Robert P. George: He's got a big following. He's a Nietzschean. He's totally against Christianity, radically rejects Christianity, but very much on the right. You see it in a figure like-- is his name Andrew Tate? The misogynist guy. Although I believe he claims to be Muslim, but it doesn't sound very religious to me. Not that I follow him all that much, I have to admit that. There is a kind of anti-religious, anti-Christian, hardcore secularist right that completely affirms the decadence that a lot of conservatives only see on the left. You got it on the right, too.
David Remnick: You just wrote something, you just published something that really led me to think a great deal. In your new book, you identified the period that we're living in as the age of feelings, as opposed to the enlightenment's period, which is the age of reason, or the medieval period's age of faith. Why do you frame modern times as an age of feelings?
Robert P. George: I talk to so many students, and not just students, even the adults, even the grownups, even some people in my own, very elderly now, generation who seem to suppose that the touchstone of truth is neither faith nor reason, and not faith and reason, which I believe and which I think is what the medievals believed and many of the enlightenment figures believed. No, the touchstone of truth, and therefore goodness, justice, right, is feeling, is emotion. It's how I feel or how something makes me feel.
David Remnick: My truth.
Robert P. George: The people will say-- I have students who sometimes say, "You have your truth and I have my truth." At first blush, that sounds polite and tolerant, but then how does it actually cash out? If you have your truth and I have my truth, and those truths conflict, we are at war.

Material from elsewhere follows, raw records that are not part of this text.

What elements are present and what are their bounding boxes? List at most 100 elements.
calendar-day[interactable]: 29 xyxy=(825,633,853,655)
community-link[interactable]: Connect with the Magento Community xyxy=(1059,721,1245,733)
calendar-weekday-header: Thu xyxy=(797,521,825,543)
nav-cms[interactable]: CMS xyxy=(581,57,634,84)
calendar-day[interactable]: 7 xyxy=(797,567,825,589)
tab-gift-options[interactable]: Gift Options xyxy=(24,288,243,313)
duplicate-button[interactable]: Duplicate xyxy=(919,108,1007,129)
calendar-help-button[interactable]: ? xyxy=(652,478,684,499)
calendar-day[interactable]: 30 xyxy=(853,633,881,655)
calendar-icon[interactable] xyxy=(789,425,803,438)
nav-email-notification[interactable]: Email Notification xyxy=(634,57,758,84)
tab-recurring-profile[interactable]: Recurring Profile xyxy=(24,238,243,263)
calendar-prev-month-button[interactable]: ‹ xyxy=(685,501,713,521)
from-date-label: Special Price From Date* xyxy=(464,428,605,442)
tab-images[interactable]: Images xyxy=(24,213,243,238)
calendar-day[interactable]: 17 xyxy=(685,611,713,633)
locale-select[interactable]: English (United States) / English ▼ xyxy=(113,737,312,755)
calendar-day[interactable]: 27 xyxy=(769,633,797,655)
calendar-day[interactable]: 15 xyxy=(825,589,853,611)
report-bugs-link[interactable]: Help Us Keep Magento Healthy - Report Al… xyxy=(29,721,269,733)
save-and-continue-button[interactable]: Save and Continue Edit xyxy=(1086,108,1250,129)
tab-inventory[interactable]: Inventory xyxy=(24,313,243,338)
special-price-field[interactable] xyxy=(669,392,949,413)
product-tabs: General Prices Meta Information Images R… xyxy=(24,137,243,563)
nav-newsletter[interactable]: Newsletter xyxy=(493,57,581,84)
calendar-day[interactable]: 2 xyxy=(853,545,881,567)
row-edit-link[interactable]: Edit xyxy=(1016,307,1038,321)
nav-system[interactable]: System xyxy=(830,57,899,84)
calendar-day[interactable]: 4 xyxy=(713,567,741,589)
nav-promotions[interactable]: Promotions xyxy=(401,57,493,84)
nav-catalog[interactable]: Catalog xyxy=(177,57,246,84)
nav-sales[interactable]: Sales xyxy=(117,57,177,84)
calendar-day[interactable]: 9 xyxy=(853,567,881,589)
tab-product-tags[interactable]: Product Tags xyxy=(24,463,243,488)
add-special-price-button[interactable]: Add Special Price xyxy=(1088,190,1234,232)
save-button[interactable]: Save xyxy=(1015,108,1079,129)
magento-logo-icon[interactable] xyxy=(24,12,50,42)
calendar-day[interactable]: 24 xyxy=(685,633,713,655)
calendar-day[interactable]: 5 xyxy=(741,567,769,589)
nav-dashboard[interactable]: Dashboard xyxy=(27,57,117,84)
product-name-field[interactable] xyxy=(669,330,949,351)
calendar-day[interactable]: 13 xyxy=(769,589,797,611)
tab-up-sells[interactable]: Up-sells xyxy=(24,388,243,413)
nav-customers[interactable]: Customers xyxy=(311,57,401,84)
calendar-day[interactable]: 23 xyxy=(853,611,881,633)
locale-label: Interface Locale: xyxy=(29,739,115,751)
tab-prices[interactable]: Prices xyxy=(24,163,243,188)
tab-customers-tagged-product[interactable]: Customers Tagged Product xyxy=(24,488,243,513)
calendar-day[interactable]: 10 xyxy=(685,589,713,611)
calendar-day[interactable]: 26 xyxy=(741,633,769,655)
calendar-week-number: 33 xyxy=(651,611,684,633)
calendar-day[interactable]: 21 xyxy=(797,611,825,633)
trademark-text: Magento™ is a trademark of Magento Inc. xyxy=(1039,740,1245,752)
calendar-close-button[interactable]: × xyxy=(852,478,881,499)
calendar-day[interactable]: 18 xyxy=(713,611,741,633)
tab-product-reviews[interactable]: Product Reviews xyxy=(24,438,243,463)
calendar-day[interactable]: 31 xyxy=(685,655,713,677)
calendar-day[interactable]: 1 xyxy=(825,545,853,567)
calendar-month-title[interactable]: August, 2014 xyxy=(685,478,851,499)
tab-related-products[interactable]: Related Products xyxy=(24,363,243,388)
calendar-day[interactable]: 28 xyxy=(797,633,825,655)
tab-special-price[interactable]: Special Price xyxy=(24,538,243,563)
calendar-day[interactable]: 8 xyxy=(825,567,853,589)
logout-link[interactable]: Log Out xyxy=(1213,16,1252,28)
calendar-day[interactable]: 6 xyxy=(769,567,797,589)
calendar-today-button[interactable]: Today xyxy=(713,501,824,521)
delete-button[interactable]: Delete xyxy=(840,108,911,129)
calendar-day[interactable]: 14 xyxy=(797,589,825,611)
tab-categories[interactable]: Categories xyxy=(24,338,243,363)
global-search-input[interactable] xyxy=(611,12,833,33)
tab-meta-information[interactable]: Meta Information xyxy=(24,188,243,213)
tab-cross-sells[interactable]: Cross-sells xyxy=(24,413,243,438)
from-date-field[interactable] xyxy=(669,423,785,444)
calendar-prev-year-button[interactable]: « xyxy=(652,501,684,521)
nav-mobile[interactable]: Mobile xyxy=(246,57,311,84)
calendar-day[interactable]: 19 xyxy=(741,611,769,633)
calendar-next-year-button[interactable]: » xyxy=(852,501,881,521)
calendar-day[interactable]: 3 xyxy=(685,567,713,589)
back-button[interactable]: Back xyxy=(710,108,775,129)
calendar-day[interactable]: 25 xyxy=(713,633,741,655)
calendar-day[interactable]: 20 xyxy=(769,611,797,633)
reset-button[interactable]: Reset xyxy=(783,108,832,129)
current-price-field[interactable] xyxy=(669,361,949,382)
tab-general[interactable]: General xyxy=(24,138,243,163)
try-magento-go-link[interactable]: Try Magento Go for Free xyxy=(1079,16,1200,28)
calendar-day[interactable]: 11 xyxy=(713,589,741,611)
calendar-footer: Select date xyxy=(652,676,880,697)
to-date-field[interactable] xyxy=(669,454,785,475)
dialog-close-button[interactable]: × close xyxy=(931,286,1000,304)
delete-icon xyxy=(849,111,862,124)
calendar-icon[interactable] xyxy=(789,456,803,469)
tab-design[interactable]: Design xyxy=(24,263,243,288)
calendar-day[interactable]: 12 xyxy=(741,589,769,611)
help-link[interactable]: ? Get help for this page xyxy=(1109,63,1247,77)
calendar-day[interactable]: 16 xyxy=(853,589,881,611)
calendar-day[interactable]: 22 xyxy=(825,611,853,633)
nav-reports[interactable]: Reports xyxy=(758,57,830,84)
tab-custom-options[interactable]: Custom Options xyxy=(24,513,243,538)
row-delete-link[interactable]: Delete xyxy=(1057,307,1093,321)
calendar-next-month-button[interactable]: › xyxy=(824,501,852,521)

David Remnick: Give me an example--
Robert P. George: Then I'm justified in shutting you down if your truth is out of line with my truth. Far from making us tolerant, and you see this with so many people today, especially, but not exclusively, younger people, and that is a dogmatism, ideological hard edges, sometimes authoritarianism. This is what cancel culture during peak woke was all about. After all, if I have my truth, then it's immune from challenge. No point in challenging. Your truth doesn't really represent a critique of my truth because we can't reason about truth. If your truth is in conflict with my truth about something I really care about, then I've got to make sure you don't have free speech.
My worry is that when you fall into what seems to me the manifest error, the demonstrable error-- If you want me to run through the argument, I can. The demonstrable error of believing that you have your truth and I have my truth and there's no such thing as the truth or no such thing as objective truth, far from getting toleration and liberty, you will get dogmatism and authoritarianism.
David Remnick: All over the ideological map.
Robert P. George: Oh, yes, this is not-- Again, it's a human nature problem. It's not a right or left problem. Whoever has power will use that power to silence and suppress, and oppress the other guy. Recently, Ted Cruz-- happens to be one of my former students, broke ranks with the Trump administration precisely on the issue of free speech, when he criticized Pam Bondi for falling into this idea that there's some kind of an exception to the First Amendment for something called hate speech. When Ted criticized her very sharply for that, I snapped my fingers and said, "Gosh, Ted must have been paying attention in class that day when we did the First Amendment free speech clause, because that's exactly right. There is no exception."
We conservatives, those of us on the conservative side, we were harshly critical of people on the left who wanted to shut down speech because they considered it so-called hate speech. Have we forgotten? Are we going to be hypocrites and now say, "Well, when there's hate speech that we consider on the right to be hate speech, we're going to shut down that speech?" Come on.
David Remnick: Professor George, thank you so much.
Robert P. George: Oh, it's my pleasure, David. Thanks for having me on.
David Remnick: Professor Robert P. George, his latest book is Seeking Truth and Speaking Truth: Law and Morality in Our Cultural Moment.